Convertible bonds are a special form of investment where bonds can be converted into equities of the issuing company. This type of bond is currently enjoying a boom – in 2018 companies worldwide issued convertible bonds worth over 100 billion dollars. This type of investment provides many benefits for investors in an uncertain market environment. Their potential returns are almost as high as those of shares, but they also offer the stability and regular interest income of corporate bonds. This means they are ideal for investors seeking to assume a low level of risk but who also wish to benefit in the event of rising equity prices.
Convertible bonds – bonds that can be converted into equities
Rising interest rates and greater fluctuations on the stock exchanges are making convertible bonds more attractive again. Many investors are anxious because various negative factors such as the trade war between the USA and China are causing market turmoil. A close eye needs to be kept on how interest rates will develop in future. Convertible bonds increasingly come into play in this context.
The fixed-interest basis
Convertible bonds or convertibles are fixed-interest securities. They are issued by companies to raise capital and have a nominal value and a limited term. As with conventional corporate bonds, the holders of convertible bonds receive regular interest (coupons). The coupons of convertible bonds are lower than those of ordinary corporate bonds without a conversion right.
Bonds with a conversion right or mandatory conversion
This conversion right – which can also involve mandatory conversion depending on how the convertible bond is structured – is one of the key traits of convertible bonds. It means the holder has the right or is obliged to convert the bond into equities within a certain period of time. If the holder is obliged rather than entitled to convert the bond, this is known as a mandatory convertible bond. This is a special type of the standard convertible bond. Whereas investors have the choice of whether or not to convert into equities by the maturity date with conventional convertible bonds, they must convert into equities by the maturity date at the latest in the case of mandatory convertible bonds. As a result, investors bear a greater risk of suffering lower returns in the event of a fall in prices.
When conversion makes sense.
The lower limit of a bond is called the bond floor or bond value. This refers to the value of the bond without conversion rights over the same remaining time to maturity and interest. Every convertible bond contains the option to purchase an equity at a certain price. The value of this option obviously increases if the price of the equity rises. By contrast, if the equity price falls, then the value of the convertible bond also decreases towards the bond floor.
If the share price of convertible bonds lies above the strike price, they are deemed “in the money” and “out of the money” if it falls below this price. This comparison with the strike price makes it easier for investors to decide whether to exercise their conversion right or to let it expire.

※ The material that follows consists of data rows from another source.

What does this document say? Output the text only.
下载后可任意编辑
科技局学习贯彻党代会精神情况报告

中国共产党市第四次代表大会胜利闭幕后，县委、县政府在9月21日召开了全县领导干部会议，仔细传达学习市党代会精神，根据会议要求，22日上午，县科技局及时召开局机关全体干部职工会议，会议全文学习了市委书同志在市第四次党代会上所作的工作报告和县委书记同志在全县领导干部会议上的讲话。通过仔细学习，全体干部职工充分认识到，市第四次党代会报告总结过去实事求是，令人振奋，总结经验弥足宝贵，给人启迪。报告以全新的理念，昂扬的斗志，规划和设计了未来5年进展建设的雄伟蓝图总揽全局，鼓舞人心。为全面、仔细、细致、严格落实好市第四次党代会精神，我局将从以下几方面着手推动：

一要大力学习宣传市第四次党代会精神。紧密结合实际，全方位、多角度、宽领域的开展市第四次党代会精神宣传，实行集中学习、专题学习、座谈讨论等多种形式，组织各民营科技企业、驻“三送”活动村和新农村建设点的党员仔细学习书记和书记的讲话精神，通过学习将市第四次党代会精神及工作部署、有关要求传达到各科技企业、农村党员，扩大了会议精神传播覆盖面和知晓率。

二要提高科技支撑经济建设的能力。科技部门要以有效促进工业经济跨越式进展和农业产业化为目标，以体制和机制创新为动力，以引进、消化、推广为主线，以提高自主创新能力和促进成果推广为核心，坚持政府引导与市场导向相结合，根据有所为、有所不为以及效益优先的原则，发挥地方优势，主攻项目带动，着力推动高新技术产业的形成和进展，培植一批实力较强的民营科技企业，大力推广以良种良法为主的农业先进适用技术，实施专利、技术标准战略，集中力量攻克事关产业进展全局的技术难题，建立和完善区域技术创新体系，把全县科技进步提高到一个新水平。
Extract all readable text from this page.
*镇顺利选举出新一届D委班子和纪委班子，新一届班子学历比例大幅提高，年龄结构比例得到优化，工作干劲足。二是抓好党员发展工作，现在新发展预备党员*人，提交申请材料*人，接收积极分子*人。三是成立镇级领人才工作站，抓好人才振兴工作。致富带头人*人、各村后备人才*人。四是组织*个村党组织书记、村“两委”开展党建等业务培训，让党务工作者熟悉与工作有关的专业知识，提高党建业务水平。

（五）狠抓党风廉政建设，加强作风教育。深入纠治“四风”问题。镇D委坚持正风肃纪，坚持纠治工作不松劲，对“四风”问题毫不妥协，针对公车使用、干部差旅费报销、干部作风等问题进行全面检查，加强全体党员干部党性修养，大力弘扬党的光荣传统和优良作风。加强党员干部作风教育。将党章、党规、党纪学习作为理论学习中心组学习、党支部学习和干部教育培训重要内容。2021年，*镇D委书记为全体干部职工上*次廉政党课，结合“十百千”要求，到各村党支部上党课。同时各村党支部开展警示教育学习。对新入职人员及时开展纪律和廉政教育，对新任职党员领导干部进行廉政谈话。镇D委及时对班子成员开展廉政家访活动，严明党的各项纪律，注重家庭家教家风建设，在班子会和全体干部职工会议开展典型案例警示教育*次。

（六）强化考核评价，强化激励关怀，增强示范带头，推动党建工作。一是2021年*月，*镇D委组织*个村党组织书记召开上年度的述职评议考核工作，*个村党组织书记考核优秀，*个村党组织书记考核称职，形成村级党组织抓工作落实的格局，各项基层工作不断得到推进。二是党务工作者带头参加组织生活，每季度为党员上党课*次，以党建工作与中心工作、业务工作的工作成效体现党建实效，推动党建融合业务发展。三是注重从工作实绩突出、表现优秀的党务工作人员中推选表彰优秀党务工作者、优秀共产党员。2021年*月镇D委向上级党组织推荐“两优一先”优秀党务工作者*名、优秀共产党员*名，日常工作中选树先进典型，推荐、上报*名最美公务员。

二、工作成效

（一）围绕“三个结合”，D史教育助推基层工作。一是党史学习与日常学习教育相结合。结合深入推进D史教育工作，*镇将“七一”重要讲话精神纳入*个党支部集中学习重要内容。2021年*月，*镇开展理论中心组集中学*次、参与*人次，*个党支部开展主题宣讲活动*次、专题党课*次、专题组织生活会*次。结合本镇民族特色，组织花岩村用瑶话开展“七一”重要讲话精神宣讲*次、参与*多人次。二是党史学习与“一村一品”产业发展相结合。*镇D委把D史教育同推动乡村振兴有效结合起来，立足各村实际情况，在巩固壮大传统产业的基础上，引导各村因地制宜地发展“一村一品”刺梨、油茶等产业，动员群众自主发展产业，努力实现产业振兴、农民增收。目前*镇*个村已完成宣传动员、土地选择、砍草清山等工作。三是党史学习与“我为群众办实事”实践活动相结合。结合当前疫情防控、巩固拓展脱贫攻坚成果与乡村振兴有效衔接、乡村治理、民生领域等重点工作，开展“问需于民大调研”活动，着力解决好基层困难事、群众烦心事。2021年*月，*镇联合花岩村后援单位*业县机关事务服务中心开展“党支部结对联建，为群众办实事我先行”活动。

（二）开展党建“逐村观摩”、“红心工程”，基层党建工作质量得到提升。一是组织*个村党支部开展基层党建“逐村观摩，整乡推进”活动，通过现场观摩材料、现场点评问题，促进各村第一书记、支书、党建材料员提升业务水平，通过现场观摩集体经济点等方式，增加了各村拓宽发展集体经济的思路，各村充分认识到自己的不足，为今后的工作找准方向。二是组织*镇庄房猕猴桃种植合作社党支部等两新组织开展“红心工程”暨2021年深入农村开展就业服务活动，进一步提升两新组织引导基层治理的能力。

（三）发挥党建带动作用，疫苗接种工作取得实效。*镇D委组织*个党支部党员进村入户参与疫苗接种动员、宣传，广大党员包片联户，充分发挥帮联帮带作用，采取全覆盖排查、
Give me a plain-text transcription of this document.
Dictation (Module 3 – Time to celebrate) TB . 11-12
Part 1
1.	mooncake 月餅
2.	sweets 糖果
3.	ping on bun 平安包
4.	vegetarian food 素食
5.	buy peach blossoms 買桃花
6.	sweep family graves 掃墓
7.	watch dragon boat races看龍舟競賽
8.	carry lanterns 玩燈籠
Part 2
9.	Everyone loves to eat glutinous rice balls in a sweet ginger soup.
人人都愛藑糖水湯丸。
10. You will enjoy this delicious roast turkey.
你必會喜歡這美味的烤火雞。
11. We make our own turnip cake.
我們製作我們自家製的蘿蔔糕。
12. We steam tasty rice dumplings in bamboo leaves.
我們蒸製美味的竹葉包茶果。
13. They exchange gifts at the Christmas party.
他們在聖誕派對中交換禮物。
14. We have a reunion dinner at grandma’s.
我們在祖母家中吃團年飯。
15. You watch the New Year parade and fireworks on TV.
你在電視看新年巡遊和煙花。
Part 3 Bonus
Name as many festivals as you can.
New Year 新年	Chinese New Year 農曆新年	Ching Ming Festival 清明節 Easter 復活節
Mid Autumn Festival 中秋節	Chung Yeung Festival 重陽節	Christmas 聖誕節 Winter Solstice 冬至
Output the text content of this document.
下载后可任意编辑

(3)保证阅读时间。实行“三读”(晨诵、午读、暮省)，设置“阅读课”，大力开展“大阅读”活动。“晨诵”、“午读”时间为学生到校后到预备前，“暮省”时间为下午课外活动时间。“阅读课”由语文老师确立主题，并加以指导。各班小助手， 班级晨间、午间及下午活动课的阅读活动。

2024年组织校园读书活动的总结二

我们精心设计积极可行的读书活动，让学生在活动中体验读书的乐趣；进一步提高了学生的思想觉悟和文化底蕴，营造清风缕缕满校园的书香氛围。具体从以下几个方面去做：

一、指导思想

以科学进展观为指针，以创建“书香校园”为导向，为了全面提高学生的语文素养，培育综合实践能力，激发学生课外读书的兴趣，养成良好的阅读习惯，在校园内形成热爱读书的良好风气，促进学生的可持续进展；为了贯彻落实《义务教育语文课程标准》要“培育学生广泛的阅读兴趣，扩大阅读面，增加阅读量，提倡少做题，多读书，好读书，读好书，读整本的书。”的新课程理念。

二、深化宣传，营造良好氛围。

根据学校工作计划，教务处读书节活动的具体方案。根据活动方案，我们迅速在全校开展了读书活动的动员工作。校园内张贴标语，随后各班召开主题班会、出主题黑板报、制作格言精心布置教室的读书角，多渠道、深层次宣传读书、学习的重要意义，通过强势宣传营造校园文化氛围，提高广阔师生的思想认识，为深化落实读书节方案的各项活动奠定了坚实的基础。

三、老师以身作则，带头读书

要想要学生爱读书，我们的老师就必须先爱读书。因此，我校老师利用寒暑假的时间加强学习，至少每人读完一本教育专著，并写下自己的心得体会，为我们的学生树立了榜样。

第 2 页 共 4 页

Advantages and disadvantages of convertible bonds
As investments, convertible bonds offer the following advantages:
- Payment of fixed interest until conversion and a dividend after conversion
- An increase in the equity price of the underlying asset also increases the value of the convertible bond
- Price falls of the underlying asset are hedged against by the nominal value of the bond (provided no mandatory conversion applies)
- There is lower interest rate risk than with government or corporate bonds due to the conversion right
- Protection against setbacks on the equity markets
Convertible bonds can have the following disadvantages for investors:
- Lower interest rates for the bond component compared to bonds without conversion right
- Capital increases by the limited company can result in losses for investors
- Risk of the price of the underlying asset falling (mainly concerns bonds with mandatory conversion)
- After successful conversion of the bond into equities, the creditor entitlement to repayment of the bond amount expires
- Large denominations usually have to be purchased, which makes this form of investment relatively unattractive to private investors.
- There is little liquidity available on the stock exchanges for private investors as few equities and convertible bonds are issued to private investors. It can be difficult to sell them on the stock market as trade is not brisk.
How to invest in convertible bonds
Investors who wish to buy convertible bonds can invest in them directly. There are now attractive funds that invest in convertibles. PostFinance also offers a bond fund that invests in global convertible bonds, which means it consists of a broadly diversified portfolio. The portfolio is made up of convertible bonds, convertible preference shares as well as mandatory convertibles and other convertible or exchangeable securities.
A good option for cautious investors
Convertible bonds are an exciting opportunity for cautious investors. They do not have to be invested directly in equities at the time of purchase but can use convertible bonds to benefit from developments on the stock markets. Convertible bonds are an ideal investment opportunity, especially at times when market trends are difficult to predict.